Le roman s´intitule Houris — du nom des 72 vierges attendues par les kamikazes islamistes dans l´autre côté, dans le paradis – et il y est question de la condition de la femme. Le roman — qui vient d'être couronné du Prix Transfuge pour le meilleur roman français de la rentrée- est un long monologue d´Aube, une jeune coiffeuse algérienne qui doit se souvenir de la guerre d´indépendance, qu´elle n´a pas vécue, et oublier la guerre civile qui s´est déroulée entre 1992 et 2002, opposant le gouvernement militaire aux groupes islamistes et provoquant autour de deux cent mille morts. En effet, en Algérie, il est interdit de parler de cette guerre, sous peine d´amende ou d´emprisonnement. La raison invoquée pour cette amnésie obligatoire est l´amnistie des crimes et le besoin de réconciliation nationale.

Néanmoins, Aube porte sur son corps la marque de la tragédie de cette guerre : le couteau d´un islamiste a détruit ses cordes vocales, la rendant muette (une canule lui permet de respirer). Cette guerre a vu défiler d´ailleurs un cortège d´atrocités, à savoir des milliers de morts, comme on l´a écrit plus haut, des égorgements sauvages, des villages décimés. Son histoire, Aube ne peut la raconter, de sa voix intérieure, qu´à la fille qu´elle porte dans son ventre. Pourtant, elle ne sait même pas si elle peut garder l´enfant, si elle peut le faire dans un pays où la loi du silence s´est imposée, un pays qui ne veut pas entendre le souvenir de ses plaies et où les femmes souffrent davantage : « Le prophète Ibrahim a dû faire une grasse matinée durant ces années en Algérie. Il a dû dormir plus longtemps après le soleil et nous sommes tous restés coincés dans son songe saturé de sang, où il courait son couteau à la main pour égorger chaque fils. Et si tu étais une femme dans la décennie noire ? Alors c´était pire. Tu vois, petite étrangère imprévue, si tu viens au monde dans ce pays, tu prends un risque. Il y aura des années où tu mangeras à ta faim, d´autres où l´on te mangera, et d´autres encore où l´on t´égorgera. Tu payeras le rêve alambiqué d´un vieux prophète et quelqu´un te violera.
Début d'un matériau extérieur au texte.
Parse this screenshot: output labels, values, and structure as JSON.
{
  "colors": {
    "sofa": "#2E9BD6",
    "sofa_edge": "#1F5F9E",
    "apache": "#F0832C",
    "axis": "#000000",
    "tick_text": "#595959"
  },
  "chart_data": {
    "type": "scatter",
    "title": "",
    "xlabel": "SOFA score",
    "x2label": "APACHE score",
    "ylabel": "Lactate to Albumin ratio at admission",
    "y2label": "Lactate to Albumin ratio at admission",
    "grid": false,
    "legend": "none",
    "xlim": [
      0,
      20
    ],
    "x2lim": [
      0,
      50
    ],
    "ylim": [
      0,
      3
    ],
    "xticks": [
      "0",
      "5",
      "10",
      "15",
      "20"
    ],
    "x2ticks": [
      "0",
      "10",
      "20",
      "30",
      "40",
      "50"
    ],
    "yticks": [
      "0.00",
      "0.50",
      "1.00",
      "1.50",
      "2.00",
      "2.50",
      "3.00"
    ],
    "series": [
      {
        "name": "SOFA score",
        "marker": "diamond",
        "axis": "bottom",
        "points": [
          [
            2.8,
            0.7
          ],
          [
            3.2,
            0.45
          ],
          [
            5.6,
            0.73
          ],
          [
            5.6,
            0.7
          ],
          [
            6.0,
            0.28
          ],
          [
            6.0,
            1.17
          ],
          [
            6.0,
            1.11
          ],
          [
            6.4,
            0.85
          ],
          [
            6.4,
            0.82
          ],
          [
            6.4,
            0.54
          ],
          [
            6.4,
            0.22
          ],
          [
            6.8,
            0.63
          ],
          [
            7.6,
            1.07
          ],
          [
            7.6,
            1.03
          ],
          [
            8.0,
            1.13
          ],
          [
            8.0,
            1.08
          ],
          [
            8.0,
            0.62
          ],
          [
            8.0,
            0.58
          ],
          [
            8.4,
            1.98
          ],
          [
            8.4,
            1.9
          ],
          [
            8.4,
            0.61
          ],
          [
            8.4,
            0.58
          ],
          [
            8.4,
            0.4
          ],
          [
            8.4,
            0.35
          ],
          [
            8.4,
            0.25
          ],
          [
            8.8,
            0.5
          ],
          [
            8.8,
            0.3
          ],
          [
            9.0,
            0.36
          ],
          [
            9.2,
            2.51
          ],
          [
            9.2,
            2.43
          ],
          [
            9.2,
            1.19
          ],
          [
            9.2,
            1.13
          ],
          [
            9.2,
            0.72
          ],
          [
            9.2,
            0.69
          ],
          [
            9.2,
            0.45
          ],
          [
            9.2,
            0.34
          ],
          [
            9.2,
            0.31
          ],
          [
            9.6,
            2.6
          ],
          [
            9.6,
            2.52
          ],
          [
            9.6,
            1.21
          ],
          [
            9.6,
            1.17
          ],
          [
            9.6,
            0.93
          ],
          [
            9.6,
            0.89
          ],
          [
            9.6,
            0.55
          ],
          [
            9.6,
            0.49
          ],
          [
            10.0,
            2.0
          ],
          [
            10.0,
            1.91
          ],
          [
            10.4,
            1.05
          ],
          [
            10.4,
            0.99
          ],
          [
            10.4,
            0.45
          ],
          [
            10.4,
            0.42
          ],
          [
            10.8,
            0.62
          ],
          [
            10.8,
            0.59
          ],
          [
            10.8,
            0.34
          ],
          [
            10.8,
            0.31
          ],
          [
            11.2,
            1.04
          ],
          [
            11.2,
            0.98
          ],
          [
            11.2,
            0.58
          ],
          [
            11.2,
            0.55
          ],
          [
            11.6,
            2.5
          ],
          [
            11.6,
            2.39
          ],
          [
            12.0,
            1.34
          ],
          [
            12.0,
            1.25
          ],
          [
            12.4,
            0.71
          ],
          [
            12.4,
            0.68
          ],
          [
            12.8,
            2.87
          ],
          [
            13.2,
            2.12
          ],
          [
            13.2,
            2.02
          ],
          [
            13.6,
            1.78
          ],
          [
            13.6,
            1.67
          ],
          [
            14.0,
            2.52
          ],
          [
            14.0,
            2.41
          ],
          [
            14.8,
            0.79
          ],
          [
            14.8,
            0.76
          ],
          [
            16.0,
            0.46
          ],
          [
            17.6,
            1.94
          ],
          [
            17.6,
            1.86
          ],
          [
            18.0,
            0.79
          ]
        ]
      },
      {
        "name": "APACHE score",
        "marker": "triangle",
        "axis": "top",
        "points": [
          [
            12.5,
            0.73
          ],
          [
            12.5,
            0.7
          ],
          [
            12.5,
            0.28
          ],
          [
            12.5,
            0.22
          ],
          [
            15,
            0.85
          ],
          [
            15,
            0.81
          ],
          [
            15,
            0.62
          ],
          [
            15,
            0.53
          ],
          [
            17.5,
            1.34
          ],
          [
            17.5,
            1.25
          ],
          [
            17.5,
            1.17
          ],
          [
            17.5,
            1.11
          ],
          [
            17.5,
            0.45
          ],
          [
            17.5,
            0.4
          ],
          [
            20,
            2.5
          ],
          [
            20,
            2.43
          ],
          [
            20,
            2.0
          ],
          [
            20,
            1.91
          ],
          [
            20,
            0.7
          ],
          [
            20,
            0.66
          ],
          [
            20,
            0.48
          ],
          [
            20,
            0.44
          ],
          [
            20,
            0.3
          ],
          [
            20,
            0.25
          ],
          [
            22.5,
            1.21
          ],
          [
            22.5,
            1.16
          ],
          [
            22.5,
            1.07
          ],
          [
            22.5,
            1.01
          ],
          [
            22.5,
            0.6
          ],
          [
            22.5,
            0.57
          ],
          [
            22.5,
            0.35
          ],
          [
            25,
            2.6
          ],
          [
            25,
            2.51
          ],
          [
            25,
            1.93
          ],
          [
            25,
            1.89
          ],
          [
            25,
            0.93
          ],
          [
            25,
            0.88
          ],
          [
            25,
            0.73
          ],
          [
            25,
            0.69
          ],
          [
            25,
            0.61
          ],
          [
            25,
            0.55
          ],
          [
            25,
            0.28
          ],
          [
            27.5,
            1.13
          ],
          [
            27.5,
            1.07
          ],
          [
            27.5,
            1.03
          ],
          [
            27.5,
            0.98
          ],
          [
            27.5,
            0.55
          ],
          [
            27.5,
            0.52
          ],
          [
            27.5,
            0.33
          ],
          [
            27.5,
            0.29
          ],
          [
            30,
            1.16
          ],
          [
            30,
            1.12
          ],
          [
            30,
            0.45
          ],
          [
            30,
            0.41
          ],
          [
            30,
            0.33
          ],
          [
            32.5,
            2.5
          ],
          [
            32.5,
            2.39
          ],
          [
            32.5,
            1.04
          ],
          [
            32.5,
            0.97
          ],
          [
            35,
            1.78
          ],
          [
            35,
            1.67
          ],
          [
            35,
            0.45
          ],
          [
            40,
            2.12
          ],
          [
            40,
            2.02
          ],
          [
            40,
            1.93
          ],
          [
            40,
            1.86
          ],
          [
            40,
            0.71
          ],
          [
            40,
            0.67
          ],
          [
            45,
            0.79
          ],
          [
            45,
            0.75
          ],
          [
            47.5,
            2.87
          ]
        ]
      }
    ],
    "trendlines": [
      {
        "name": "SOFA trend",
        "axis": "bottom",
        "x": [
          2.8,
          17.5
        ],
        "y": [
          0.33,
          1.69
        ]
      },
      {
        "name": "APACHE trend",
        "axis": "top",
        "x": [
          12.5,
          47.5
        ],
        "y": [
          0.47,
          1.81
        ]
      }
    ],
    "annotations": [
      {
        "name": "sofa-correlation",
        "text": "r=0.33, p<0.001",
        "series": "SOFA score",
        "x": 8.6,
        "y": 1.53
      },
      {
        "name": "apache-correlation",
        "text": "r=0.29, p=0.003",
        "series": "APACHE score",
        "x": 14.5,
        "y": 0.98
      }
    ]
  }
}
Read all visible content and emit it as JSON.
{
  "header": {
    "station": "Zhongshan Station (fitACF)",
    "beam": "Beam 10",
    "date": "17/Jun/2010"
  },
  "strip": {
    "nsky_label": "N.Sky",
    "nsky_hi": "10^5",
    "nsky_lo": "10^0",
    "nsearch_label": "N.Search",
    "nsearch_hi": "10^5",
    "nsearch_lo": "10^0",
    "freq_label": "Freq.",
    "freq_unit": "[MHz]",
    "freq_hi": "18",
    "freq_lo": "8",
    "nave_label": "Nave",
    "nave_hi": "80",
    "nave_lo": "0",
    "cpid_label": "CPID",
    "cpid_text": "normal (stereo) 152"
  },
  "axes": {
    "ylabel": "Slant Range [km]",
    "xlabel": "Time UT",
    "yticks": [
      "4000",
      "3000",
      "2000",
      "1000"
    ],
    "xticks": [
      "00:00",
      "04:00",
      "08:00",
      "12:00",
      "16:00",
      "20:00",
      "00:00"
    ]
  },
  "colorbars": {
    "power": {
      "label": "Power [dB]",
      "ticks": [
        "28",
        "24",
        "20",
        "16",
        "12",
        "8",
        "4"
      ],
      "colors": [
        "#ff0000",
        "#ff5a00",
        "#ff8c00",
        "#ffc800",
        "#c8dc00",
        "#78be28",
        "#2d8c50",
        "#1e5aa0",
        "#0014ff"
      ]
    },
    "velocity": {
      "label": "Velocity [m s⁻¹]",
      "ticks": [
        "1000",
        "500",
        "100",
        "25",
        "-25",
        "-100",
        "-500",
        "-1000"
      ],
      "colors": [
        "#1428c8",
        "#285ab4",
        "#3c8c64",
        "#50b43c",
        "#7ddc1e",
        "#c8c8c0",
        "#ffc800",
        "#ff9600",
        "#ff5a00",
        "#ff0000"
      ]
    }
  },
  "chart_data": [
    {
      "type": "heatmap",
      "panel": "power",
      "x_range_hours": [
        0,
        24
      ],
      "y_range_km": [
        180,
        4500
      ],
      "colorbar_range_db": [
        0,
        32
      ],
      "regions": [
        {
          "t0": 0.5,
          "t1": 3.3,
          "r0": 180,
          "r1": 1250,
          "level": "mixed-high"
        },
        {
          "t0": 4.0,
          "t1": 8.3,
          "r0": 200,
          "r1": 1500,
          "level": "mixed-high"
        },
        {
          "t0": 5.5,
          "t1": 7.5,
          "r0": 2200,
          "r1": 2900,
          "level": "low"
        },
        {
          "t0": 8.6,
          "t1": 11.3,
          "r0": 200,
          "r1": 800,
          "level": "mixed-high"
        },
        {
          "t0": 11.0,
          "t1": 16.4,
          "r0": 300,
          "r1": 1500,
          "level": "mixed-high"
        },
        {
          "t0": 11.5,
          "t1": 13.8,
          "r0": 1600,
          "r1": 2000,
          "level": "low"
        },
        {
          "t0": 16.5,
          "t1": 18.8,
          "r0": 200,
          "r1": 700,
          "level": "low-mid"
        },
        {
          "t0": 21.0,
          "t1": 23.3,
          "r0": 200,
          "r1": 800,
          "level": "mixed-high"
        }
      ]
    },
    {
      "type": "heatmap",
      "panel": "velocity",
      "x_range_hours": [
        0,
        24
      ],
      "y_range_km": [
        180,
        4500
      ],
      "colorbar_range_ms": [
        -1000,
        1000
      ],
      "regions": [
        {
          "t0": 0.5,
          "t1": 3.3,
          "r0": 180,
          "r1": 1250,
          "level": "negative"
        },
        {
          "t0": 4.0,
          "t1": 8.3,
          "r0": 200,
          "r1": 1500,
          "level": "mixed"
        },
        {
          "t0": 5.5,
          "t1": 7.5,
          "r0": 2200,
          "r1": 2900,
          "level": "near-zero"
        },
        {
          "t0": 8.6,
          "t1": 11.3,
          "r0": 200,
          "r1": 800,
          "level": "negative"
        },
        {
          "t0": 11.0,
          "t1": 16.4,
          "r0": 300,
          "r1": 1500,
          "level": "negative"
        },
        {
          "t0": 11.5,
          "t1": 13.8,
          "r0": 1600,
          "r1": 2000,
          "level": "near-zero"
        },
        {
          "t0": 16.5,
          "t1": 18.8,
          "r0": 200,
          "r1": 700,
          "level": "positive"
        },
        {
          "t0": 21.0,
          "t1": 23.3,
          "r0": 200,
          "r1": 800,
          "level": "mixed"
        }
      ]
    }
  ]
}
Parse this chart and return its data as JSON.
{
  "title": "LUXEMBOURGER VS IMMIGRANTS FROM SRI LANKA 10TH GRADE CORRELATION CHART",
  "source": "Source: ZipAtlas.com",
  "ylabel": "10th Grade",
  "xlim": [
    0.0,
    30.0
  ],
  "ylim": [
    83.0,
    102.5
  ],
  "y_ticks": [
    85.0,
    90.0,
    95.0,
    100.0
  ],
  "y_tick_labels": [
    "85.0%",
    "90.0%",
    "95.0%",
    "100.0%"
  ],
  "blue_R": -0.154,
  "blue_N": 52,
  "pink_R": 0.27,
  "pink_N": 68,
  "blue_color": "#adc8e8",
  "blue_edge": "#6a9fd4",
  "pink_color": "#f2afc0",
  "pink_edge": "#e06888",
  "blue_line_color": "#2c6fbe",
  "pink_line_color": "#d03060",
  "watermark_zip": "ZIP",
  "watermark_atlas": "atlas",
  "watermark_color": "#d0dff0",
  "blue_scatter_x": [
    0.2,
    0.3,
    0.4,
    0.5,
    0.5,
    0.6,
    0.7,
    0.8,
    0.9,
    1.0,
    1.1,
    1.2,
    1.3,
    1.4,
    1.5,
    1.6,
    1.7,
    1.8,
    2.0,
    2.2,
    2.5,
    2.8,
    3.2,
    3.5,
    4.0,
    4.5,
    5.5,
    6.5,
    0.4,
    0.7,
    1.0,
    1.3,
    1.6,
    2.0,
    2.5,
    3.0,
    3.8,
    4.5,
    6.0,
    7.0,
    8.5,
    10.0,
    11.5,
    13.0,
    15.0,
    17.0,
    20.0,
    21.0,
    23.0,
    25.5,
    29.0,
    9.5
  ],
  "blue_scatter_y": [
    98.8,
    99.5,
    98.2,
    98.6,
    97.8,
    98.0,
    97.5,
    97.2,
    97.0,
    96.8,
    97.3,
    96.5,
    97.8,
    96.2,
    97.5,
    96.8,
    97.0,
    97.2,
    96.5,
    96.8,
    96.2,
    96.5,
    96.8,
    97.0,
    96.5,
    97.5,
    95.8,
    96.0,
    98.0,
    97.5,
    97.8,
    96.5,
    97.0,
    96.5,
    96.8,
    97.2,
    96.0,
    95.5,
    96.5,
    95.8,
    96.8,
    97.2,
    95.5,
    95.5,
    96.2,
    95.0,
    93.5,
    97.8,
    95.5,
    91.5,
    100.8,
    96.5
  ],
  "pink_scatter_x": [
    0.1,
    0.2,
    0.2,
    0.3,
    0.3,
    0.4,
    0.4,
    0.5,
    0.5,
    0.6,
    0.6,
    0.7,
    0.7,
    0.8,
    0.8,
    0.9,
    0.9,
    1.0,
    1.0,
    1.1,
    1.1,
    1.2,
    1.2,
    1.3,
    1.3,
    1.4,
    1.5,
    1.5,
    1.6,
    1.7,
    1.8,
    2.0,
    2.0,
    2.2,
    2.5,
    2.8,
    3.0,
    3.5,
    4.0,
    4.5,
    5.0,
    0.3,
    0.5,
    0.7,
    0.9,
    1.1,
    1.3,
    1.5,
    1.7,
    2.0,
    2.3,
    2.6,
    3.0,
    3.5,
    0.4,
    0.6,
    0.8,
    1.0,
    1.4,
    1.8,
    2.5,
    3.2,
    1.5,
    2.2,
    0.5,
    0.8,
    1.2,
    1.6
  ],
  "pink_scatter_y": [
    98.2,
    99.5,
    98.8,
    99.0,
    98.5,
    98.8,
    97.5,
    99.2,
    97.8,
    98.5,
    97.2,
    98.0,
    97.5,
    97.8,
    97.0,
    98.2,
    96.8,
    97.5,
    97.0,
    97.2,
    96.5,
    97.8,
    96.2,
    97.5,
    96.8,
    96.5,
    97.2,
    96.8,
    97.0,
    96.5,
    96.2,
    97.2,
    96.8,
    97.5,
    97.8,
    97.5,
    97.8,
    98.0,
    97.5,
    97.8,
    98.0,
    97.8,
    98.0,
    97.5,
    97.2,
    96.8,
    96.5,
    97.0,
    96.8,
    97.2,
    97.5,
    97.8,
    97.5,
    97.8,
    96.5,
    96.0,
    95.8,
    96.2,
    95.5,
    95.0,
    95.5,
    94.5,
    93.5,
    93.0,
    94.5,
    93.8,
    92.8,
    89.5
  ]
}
D´ailleurs, les moutons du ciel rachètent uniquement les garçons, pas les filles. Quand le fils d´Ibrahim est une fille, l´histoire finit toujours dans le sang ».     

Aube décide de se rendre dans son village natal où tout a débuté et où les morts lui répondront peut-être. Trouvera-t-elle pour autant les réponses qu´elle cherche ? Il fallait entendre ne serait-ce que symboliquement la voix des morts parce que seuls les morts ont perdu la guerre. Dans sa quête de réponses, Aube ne paraît côtoyer que le silence, mais un silence qui résonne de la mémoire de ces morts dont on n´entend pas la voix, mais que l´on ressent partout.


Kamel Daoud nous livre avec Houris un roman magistral, puissant, d´une rare beauté poétique qui ne nous épargne pourtant rien de la crudité et de l´hypocrisie de la vie algérienne, écartelée entre un pouvoir corrompu et la pression d´un islam rigoriste. Kamel Daoud, qui dans sa jeunesse a succombé un temps à l´idéologie islamiste des Frères musulmans, sait de quoi il retourne, lui qui depuis des années prend sa plume pour dénoncer une idéologie qui se propose d´asservir le peuple en général et les femmes en particulier. Vous ne regretterez pas de lire ce nouveau roman de Kamel Daoud, un intellectuel dans la meilleure tradition de la France des Lumières.

Kamel Daoud, Houris, éditions Gallimard, Paris, août 2024.